Aha — dachte ich — so eine bist du also! Zeigst deinen Charakter, gehörst also auch zu der neuen Richtung!
»Sehen Sie,« sagte ich halb scherzend und halb geheimnisvoll, »ich bin ein Teil von jener Kraft, die stets das Böse will und stets das Gute schafft.«
Sie blickte schnell mit großer Neugierde, in der etwas Kindliches lag, zu mir auf.
»Warten Sie ... Was ist das für ein Ausspruch? Woher haben Sie ihn? Er kommt mir bekannt vor ...«
»Zerbrechen Sie sich nicht den Kopf; mit diesen Worten stellt sich Mephistopheles dem Faust vor. Haben Sie den Faust gelesen?«
»Ja ... ganz flüchtig ...«
»Das heißt, Sie haben ihn gar nicht gelesen. Sie sollten ihn lesen. Ich sehe jetzt auf Ihren Lippen wieder so eine spöttische Falte. Halten Sie mich, bitte, nicht für so geschmacklos, daß ich vor Ihnen, um meine Rolle als Pfandleiher zu beschönigen, etwa als Mephistopheles auftreten will. Ein Pfandleiher bleibt immer Pfandleiher. Das wissen Sie ebensogut wie ich.«
»Sie kommen mir so sonderbar vor ... Ich habe es durchaus nicht so gemeint ...«
Sie wollte wohl sagen: »Ich hätte nicht gedacht, daß ich es mit einem so gebildeten Menschen zu tun habe« — sie sagte es aber nicht; dafür wußte ich ganz bestimmt, daß sie es gedacht hatte; meine Bemerkung hatte ihr offenbar gefallen.
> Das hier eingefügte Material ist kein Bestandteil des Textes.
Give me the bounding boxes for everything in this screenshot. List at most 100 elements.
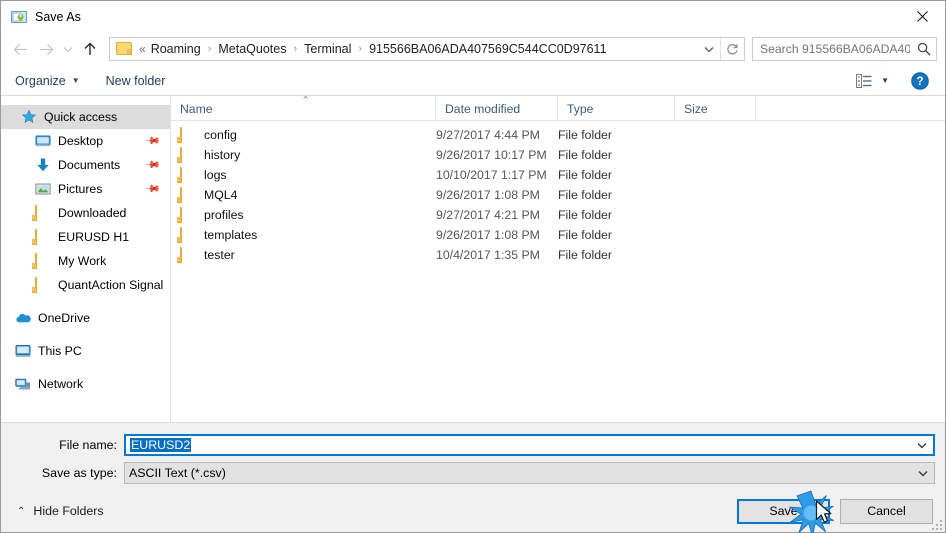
breadcrumb: « Roaming › MetaQuotes › Terminal › 9155… (137, 42, 698, 56)
svg-text:?: ? (916, 76, 923, 88)
resize-grip-icon[interactable] (929, 517, 942, 530)
file-date: 9/27/2017 4:21 PM (436, 208, 540, 222)
table-row[interactable]: logs 10/10/2017 1:17 PM File folder (171, 165, 945, 185)
recent-locations-button[interactable] (59, 36, 77, 62)
file-name: tester (204, 248, 235, 262)
breadcrumb-separator: › (207, 43, 212, 55)
sidebar-item-quick-access[interactable]: Quick access (1, 105, 170, 129)
pin-icon[interactable]: 📌 (143, 181, 160, 198)
sidebar-item-label: QuantAction Signal (58, 278, 164, 292)
help-icon[interactable]: ? (911, 71, 929, 90)
address-bar[interactable]: « Roaming › MetaQuotes › Terminal › 9155… (109, 37, 745, 61)
column-header-type[interactable]: Type (558, 96, 675, 121)
organize-button[interactable]: Organize ▼ (15, 74, 80, 88)
file-type: File folder (558, 248, 612, 262)
folder-icon (180, 187, 196, 203)
forward-button[interactable] (33, 36, 59, 62)
file-date: 10/4/2017 1:35 PM (436, 248, 540, 262)
chevron-down-icon[interactable] (912, 470, 934, 477)
sidebar-item-onedrive[interactable]: OneDrive (1, 306, 170, 330)
network-icon (15, 376, 31, 392)
chevron-down-icon[interactable] (698, 38, 720, 60)
column-header-label: Date modified (445, 101, 521, 116)
pin-icon[interactable]: 📌 (143, 157, 160, 174)
file-name-text: EURUSD2 (130, 438, 192, 452)
sidebar-item-label: Quick access (44, 110, 118, 124)
sidebar-item-label: My Work (58, 254, 107, 268)
pin-icon[interactable]: 📌 (143, 133, 160, 150)
chevron-down-icon[interactable]: ▼ (881, 76, 889, 85)
refresh-icon[interactable] (720, 38, 744, 60)
sidebar-item-quantaction-signal[interactable]: QuantAction Signal (1, 273, 170, 297)
file-name-cell: config (171, 127, 436, 143)
folder-icon (180, 247, 196, 263)
file-type: File folder (558, 168, 612, 182)
file-name-field[interactable]: EURUSD2 (124, 434, 935, 456)
hide-folders-label: Hide Folders (33, 504, 104, 518)
file-type: File folder (558, 228, 612, 242)
table-row[interactable]: profiles 9/27/2017 4:21 PM File folder (171, 205, 945, 225)
file-date: 9/26/2017 1:08 PM (436, 188, 540, 202)
file-name-cell: history (171, 147, 436, 163)
save-button[interactable]: Save (737, 498, 830, 524)
column-header-label: Type (567, 101, 594, 116)
chevron-down-icon: ▼ (71, 76, 80, 85)
dialog-footer: ⌃ Hide Folders Save Cancel (1, 490, 945, 532)
file-name-cell: logs (171, 167, 436, 183)
table-row[interactable]: templates 9/26/2017 1:08 PM File folder (171, 225, 945, 245)
file-type: File folder (558, 208, 612, 222)
file-name: templates (204, 228, 258, 242)
save-as-type-value: ASCII Text (*.csv) (129, 466, 226, 480)
hide-folders-button[interactable]: ⌃ Hide Folders (17, 504, 104, 518)
breadcrumb-item-2[interactable]: Terminal (301, 42, 354, 56)
file-name: MQL4 (204, 188, 238, 202)
table-row[interactable]: config 9/27/2017 4:44 PM File folder (171, 125, 945, 145)
sidebar-item-my-work[interactable]: My Work (1, 249, 170, 273)
column-header-date-modified[interactable]: Date modified (436, 96, 558, 121)
table-row[interactable]: tester 10/4/2017 1:35 PM File folder (171, 245, 945, 265)
folder-icon (35, 229, 51, 245)
file-date: 9/26/2017 1:08 PM (436, 228, 540, 242)
table-row[interactable]: history 9/26/2017 10:17 PM File folder (171, 145, 945, 165)
download-icon (35, 157, 51, 173)
view-layout-icon[interactable] (851, 73, 877, 88)
sidebar-item-label: Pictures (58, 182, 103, 196)
file-name-value[interactable]: EURUSD2 (126, 438, 911, 452)
chevron-down-icon[interactable] (911, 442, 933, 449)
breadcrumb-item-1[interactable]: MetaQuotes (215, 42, 289, 56)
save-as-type-field[interactable]: ASCII Text (*.csv) (124, 462, 935, 484)
title-bar: Save As (1, 1, 945, 32)
breadcrumb-item-0[interactable]: Roaming (148, 42, 204, 56)
sidebar-item-desktop[interactable]: Desktop 📌 (1, 129, 170, 153)
breadcrumb-separator: › (293, 43, 298, 55)
chevron-up-icon: ⌃ (17, 505, 26, 517)
search-icon[interactable] (912, 42, 936, 56)
breadcrumb-item-3[interactable]: 915566BA06ADA407569C544CC0D97611 (366, 42, 609, 56)
table-row[interactable]: MQL4 9/26/2017 1:08 PM File folder (171, 185, 945, 205)
dialog-body: Quick access Desktop 📌 Documents 📌 Pictu… (1, 95, 945, 422)
search-box[interactable] (752, 37, 937, 61)
breadcrumb-overflow[interactable]: « (137, 42, 148, 56)
column-header-size[interactable]: Size (675, 96, 756, 121)
monitor-icon (35, 133, 51, 149)
breadcrumb-separator: › (358, 43, 363, 55)
sidebar-item-documents[interactable]: Documents 📌 (1, 153, 170, 177)
new-folder-button[interactable]: New folder (106, 74, 166, 88)
sidebar-item-network[interactable]: Network (1, 372, 170, 396)
cancel-button[interactable]: Cancel (840, 498, 933, 524)
back-button[interactable] (7, 36, 33, 62)
sidebar-item-eurusd-h1[interactable]: EURUSD H1 (1, 225, 170, 249)
sidebar-item-label: Downloaded (58, 206, 127, 220)
navigation-bar: « Roaming › MetaQuotes › Terminal › 9155… (1, 32, 945, 66)
search-input[interactable] (753, 41, 912, 57)
file-name: config (204, 128, 237, 142)
column-header-name[interactable]: Name ⌃ (171, 95, 436, 121)
sidebar-item-pictures[interactable]: Pictures 📌 (1, 177, 170, 201)
folder-icon (180, 227, 196, 243)
sidebar-item-this-pc[interactable]: This PC (1, 339, 170, 363)
up-button[interactable] (77, 36, 103, 62)
new-folder-label: New folder (105, 73, 166, 88)
save-button-label: Save (769, 504, 798, 518)
close-button[interactable] (899, 1, 945, 31)
sidebar-item-downloaded[interactable]: Downloaded (1, 201, 170, 225)
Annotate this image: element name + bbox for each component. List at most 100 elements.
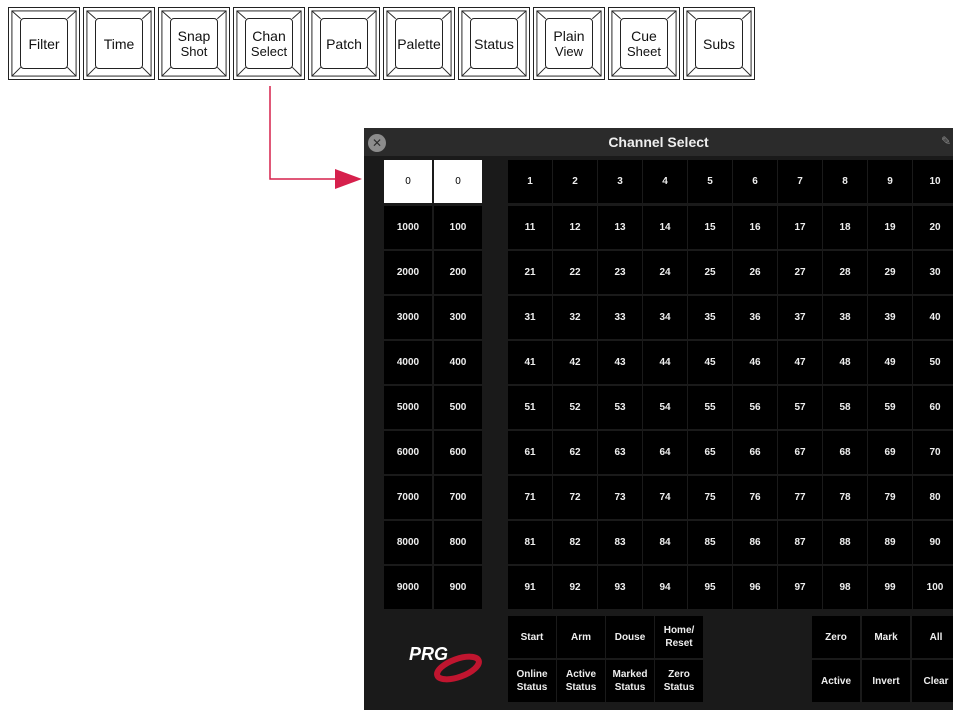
channel-button[interactable]: 35 (688, 296, 732, 339)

»Sehen Sie,« bemerkte ich, »auf jedem Gebiete kann man Gutes tun. Ich spreche natürlich nicht von mir: was mich betrifft, so tue ich überhaupt nur Böses, allein ...«
»Selbstverständlich kann man auf jedem Gebiete Gutes tun,« sagte sie und streifte mich mit einem schnellen, durchdringenden Blick. »Ja, auf jedem Gebiete«, fügte sie plötzlich hinzu.
O, wie erinnere ich mich noch an all diese Augenblicke! Ich möchte noch hinzufügen: wenn diese Jugend, diese liebe Jugend etwas Kluges und Bedeutungsvolles sagen will, so kann man schon vorher in ihren Augen, die gar zu naiv und aufrichtig sind, lesen: »Siehst du, wie klug und wohldurchdacht ich jetzt spreche!« Sie tut es nicht aus Eitelkeit, wie unsereiner; man sieht es ja, daß sie alles, was sie sagt, selbst außerordentlich schätzt, daran glaubt und annimmt, daß wir es ebenso hoch schätzen wie sie. O, diese Aufrichtigkeit! Das ist es eben, was uns gefangen nimmt. An ihr war das ganz besonders schön!
Ja, ich weiß es noch, habe nichts vergessen! Als sie gegangen war, faßte ich meinen Entschluß ganz plötzlich. Am gleichen Tage zog ich noch die letzten Erkundigungen ein und erfuhr die »nackte Wahrheit« über ihre gegenwärtigen Verhältnisse; das meiste von ihrer Vergangenheit wußte ich bereits durch Lukerja, die damals in Stellung bei ihnen war und die ich vor einigen Tagen bestochen hatte. Diese »nackte Wahrheit« war so schrecklich, daß ich gar nicht begreifen kann, wie sie noch überhaupt lachen und sich für die Worte des Mephistopheles interessieren konnte, wenn sie selbst in so schrecklichen Umständen lebte. Ja, diese Jugend! Gerade das dachte ich mir damals von ihr. Ich sagte es mir mit Freude und Stolz, denn ich sah darin auch eine seltene Großmut: »Ich stehe zwar selbst am Rande des Abgrundes, doch die großen Worte Goethes strahlen ewig ...« Die Jugend ist eben immer großmütig, selbst da, wo es wenig am Platze ist. Das heißt, ich will ja jetzt gar nicht von der Jugend sprechen. Ich meine nur sie allein. Die Hauptsache ist, daß ich sie schon damals als die Meine betrachtete und an meiner Macht über sie nicht mehr zweifelte. Wissen Sie, es ist ein ganz wunderbares, wollüstiges Gefühl, wenn man nicht mehr zweifelt! ...
Doch was erzähle ich da! Wenn ich so fortfahre, werde ich meine Gedanken nie konzentrieren können. Schneller, schneller vorwärts, das sind ja lauter Nebensächlichkeiten, o Gott!